Each year, according to the American Cancer Society, more than 240,000 Americans are diagnosed with prostate cancer. While any male can contract the illness, more than two-thirds of cases occur in men aged 65 and older.
Most of these patients will not die from the disease. But a significant number will. The most recent statistics from the Centers for Disease Control’s U.S. Cancer Statistics Working Group indicate that some 28,500 men in the United States succumbed to prostate cancer each year, making it the nation’s second most lethal form of cancer. Only lung cancer killed more.
Nicholl’s findings, published in the July/August 2012 issue of the Journal of Andrology and Cancer Science, offer hope to those with even the most destructive tumors, the dangerous small cell carcinomas found in about 10 percent of prostate-cancer patients.

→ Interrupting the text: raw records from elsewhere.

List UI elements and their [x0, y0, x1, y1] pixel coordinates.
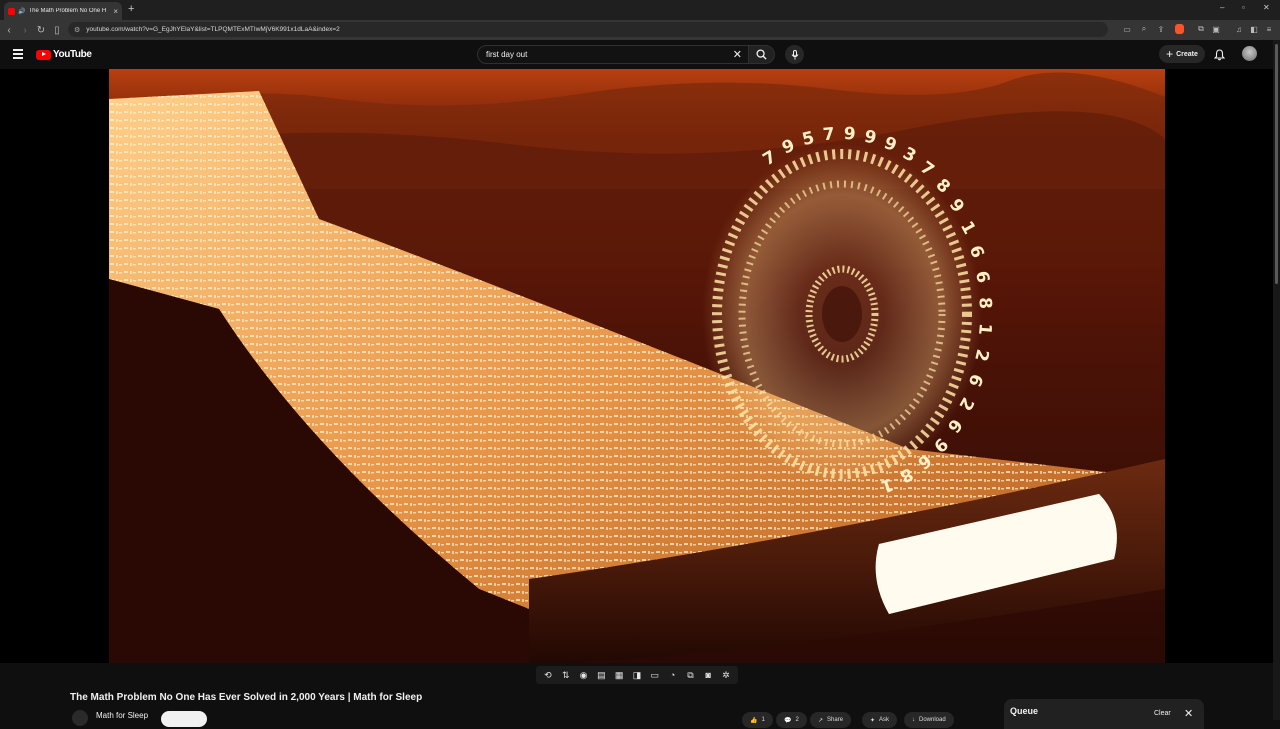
minimize-icon[interactable]: –	[1220, 3, 1224, 12]
video-title: The Math Problem No One Has Ever Solved …	[70, 692, 423, 703]
ring-digit: 9	[843, 124, 856, 145]
search-button[interactable]	[749, 45, 775, 64]
forward-icon[interactable]: ›	[18, 25, 32, 36]
brave-shields-icon[interactable]	[1175, 24, 1184, 34]
url-text: youtube.com/watch?v=G_EgJhYElaY&list=TLP…	[86, 26, 340, 33]
back-icon[interactable]: ‹	[2, 25, 16, 36]
tab-close-icon[interactable]: ×	[113, 7, 118, 16]
ask-icon: ✦	[870, 717, 876, 724]
settings-icon[interactable]: ✲	[718, 670, 734, 681]
video-scene-image: 7 9 5 7 9 9 9 37891668126269681	[109, 69, 1165, 663]
youtube-wordmark: YouTube	[53, 49, 92, 60]
close-window-icon[interactable]: ✕	[1263, 3, 1270, 12]
tab-title: The Math Problem No One H	[28, 8, 107, 14]
microphone-icon	[791, 49, 798, 59]
reload-icon[interactable]: ↻	[34, 25, 48, 36]
audio-playing-icon[interactable]: 🔊	[18, 8, 25, 15]
pip-icon[interactable]: ◨	[629, 670, 645, 681]
menu-icon[interactable]: ≡	[1263, 23, 1275, 35]
channel-avatar[interactable]	[72, 710, 88, 726]
ask-button[interactable]: ✦ Ask	[862, 712, 898, 728]
browser-tab-strip: 🔊 The Math Problem No One H × + – ▫ ✕	[0, 0, 1280, 20]
search-icon	[756, 49, 767, 60]
share-page-icon[interactable]: ⇪	[1155, 23, 1167, 35]
youtube-play-logo-icon	[36, 49, 51, 60]
subscribe-button[interactable]	[161, 711, 207, 727]
download-button[interactable]: ↓ Download	[904, 712, 954, 728]
clear-search-icon[interactable]: ✕	[733, 48, 742, 61]
browser-tab[interactable]: 🔊 The Math Problem No One H ×	[4, 2, 122, 20]
bookmark-icon[interactable]: ▯	[50, 25, 64, 36]
ring-digit: 8	[974, 297, 995, 310]
wallet-icon[interactable]: ▣	[1210, 23, 1222, 35]
subtitles-icon[interactable]: ▤	[593, 670, 609, 681]
youtube-favicon-icon	[8, 7, 15, 15]
scrollbar-thumb[interactable]	[1275, 44, 1278, 284]
zoom-icon[interactable]: ⌕	[1138, 23, 1150, 35]
channel-name[interactable]: Math for Sleep	[96, 711, 148, 720]
extensions-icon[interactable]: ⧉	[1195, 23, 1207, 35]
player-extension-toolbar: ⟲ ⇅ ◉ ▤ ▦ ◨ ▭ ◔ ⧉ ◙ ✲	[536, 666, 738, 684]
share-button[interactable]: ↗ Share	[810, 712, 852, 728]
queue-close-icon[interactable]: ✕	[1184, 707, 1193, 720]
comment-icon: 💬	[784, 717, 792, 724]
notifications-button[interactable]	[1213, 48, 1226, 66]
sidebar-icon[interactable]: ◧	[1248, 23, 1260, 35]
voice-search-button[interactable]	[785, 45, 804, 64]
address-bar[interactable]: ⚙ youtube.com/watch?v=G_EgJhYElaY&list=T…	[68, 22, 1108, 37]
account-avatar[interactable]	[1242, 46, 1257, 61]
bell-icon	[1213, 49, 1226, 61]
loop-icon[interactable]: ⟲	[540, 670, 556, 681]
site-info-icon[interactable]: ⚙	[74, 26, 80, 34]
search-input[interactable]: first day out ✕	[477, 45, 749, 64]
cinema-icon[interactable]: ▦	[611, 670, 627, 681]
search-query: first day out	[486, 50, 528, 59]
restore-icon[interactable]: ▫	[1242, 3, 1245, 12]
queue-clear-button[interactable]: Clear	[1154, 710, 1171, 717]
camera-icon[interactable]: ◙	[700, 670, 716, 680]
ring-digit: 7	[822, 124, 836, 145]
video-frame[interactable]: 795799937891668126269681	[109, 69, 1165, 663]
ring-digit: 1	[974, 322, 995, 336]
comment-button[interactable]: 💬 2	[776, 712, 807, 728]
miniplayer-icon[interactable]: ▭	[647, 670, 663, 681]
queue-title: Queue	[1010, 706, 1039, 716]
youtube-logo[interactable]: YouTube	[36, 49, 92, 60]
speed-icon[interactable]: ◔	[665, 670, 681, 680]
media-icon[interactable]: ♫	[1233, 23, 1245, 35]
share-icon: ↗	[818, 717, 824, 724]
create-button[interactable]: + Create	[1159, 45, 1205, 63]
like-button[interactable]: 👍 1	[742, 712, 773, 728]
download-icon: ↓	[912, 717, 915, 723]
cast-icon[interactable]: ▭	[1121, 23, 1133, 35]
audio-icon[interactable]: ◉	[576, 670, 592, 681]
like-icon: 👍	[750, 717, 758, 724]
sort-icon[interactable]: ⇅	[558, 670, 574, 681]
screenshot-icon[interactable]: ⧉	[682, 670, 698, 681]
plus-icon: +	[1166, 47, 1174, 61]
hamburger-menu-icon[interactable]	[13, 49, 23, 61]
new-tab-icon[interactable]: +	[128, 3, 134, 15]
create-label: Create	[1176, 50, 1198, 58]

Prostate tumor cells contain very low levels of two proteins, perforin and granzyme B, which, under the right circumstances, can work together to kill diseased cells. For this to happen, however, both proteins must be highly “expressed,” that is, more actively working to modify the chemical structure of the tumor’s DNA.
When Nicholl inserted resveratrol into the prostate tumor cells, the activity of the two proteins increased. When radiation was added to the mix, Nicholl found that up to 97 percent of the tumor cells died.
“It is critical that both proteins, perforin and granzyme B, are present in order to kill the tumor cells, and we found that the resveratrol helped to increase their activity in prostate tumor cells,” Nicholl says. “Following the resveratrol-radiation treatment, we realized that we were able to kill many more tumor cells when compared with treating the tumor with radiation alone. It’s important to note that this killed all types of prostate tumor cells, including aggressive tumor cells.”
Nicholl cautions that his findings should not be read as an invitation to gorge oneself on cabernet and supplements. The dosage needed to have an effect on tumor cells, he says, is so great that self-medicating will likely have no effect. Except perhaps a hangover.
“We don’t need a large dose at the site of the tumor, but the body processes this compound so efficiently that a person needs to ingest a lot of resveratrol to make sure enough of it ends up at the tumor site. Because of that challenge, we have to look at different delivery methods for this compound to be effective,” says Nicholl.